A small number of my friends (or former friends in progress, as they do not seem to be changing their ways) are working out their family-of-origin issues under the banner of "Christianity Bad".

I don't mind if someone gets their hard-on from reposting stories about preachers and hookers. Personally I find it unappealing, but okay, at least the fetish involves specific preachers who have names and faces and did shameful hypocritical deeds and got caught and are now the subject of global mockery. Fine.

But anyone who rants on about "Christianity Bad" is going to get an earful from me about how Christians were the first Abolitionists, Christians led the charge to abolish slavery, it was Christians who conscientiously objected to every war America ever fought, Christians who linked arms in Birmingham and sang We Shall Overcome.

I say this a secular humanist (for lack of a better term).

Reason, logic, dispassion

Yet again, this time a proviso, an admission, a mea culpa—

I am like Spock, or try to be.

Logic, reason, the dispassionate life. (No "Pon Far" jokes, now.)

Perhaps Vulcans cannot lie, I forget where the Star Trek canon stands on this, but it's implicit, Spock tells the truth.

But—

Spock has an *agenda*. He is not neutral.
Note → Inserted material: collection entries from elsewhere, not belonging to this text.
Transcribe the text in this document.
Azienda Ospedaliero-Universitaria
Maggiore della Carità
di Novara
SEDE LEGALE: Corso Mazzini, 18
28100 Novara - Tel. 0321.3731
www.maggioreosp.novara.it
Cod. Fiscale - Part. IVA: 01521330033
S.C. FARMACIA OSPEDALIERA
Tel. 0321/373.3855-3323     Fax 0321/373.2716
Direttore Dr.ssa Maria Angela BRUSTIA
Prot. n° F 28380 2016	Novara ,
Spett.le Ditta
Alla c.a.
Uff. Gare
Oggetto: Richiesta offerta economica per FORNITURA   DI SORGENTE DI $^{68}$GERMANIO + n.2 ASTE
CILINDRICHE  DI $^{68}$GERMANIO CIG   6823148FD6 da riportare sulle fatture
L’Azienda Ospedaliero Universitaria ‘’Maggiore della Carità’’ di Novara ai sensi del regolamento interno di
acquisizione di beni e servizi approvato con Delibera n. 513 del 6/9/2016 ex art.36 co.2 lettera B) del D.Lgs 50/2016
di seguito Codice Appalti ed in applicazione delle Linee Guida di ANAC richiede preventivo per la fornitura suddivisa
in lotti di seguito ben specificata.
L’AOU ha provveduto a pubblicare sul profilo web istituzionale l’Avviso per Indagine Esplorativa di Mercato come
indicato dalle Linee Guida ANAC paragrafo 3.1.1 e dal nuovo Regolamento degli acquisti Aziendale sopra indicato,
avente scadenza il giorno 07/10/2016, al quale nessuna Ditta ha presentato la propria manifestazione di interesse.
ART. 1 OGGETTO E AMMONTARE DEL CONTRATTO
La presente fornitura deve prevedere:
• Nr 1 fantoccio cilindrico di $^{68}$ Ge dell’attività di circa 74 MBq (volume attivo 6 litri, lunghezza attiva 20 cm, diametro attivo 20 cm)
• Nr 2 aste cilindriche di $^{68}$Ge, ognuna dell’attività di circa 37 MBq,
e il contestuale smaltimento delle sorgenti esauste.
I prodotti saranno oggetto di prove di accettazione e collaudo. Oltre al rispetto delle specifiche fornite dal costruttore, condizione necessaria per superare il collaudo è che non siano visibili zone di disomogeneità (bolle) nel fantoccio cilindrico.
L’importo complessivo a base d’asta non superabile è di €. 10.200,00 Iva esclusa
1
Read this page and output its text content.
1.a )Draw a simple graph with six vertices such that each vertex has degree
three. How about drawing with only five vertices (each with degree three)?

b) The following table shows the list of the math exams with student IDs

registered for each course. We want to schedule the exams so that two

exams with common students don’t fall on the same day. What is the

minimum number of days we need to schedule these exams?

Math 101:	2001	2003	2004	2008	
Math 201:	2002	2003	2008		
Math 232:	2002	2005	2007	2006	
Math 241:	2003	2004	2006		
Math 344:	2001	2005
He chooses some facts over others, usually those that advance the plot, but implicitly (in my imagination, anyway) those that advance the interests of logic, reason, and the dispassionate life.

Moreover, to advance those ideals, Spock advances his Starfleet career, etc.

So too me. I am not neutral, I have an agenda.

But I try, I do try, to *chronicle my time* — to record a chronicle, a record of events, not merely an autobiography; as experienced by me, of course, and allowing for agenda; yet with all the logic, reason, and dispassion that I can bring to bear.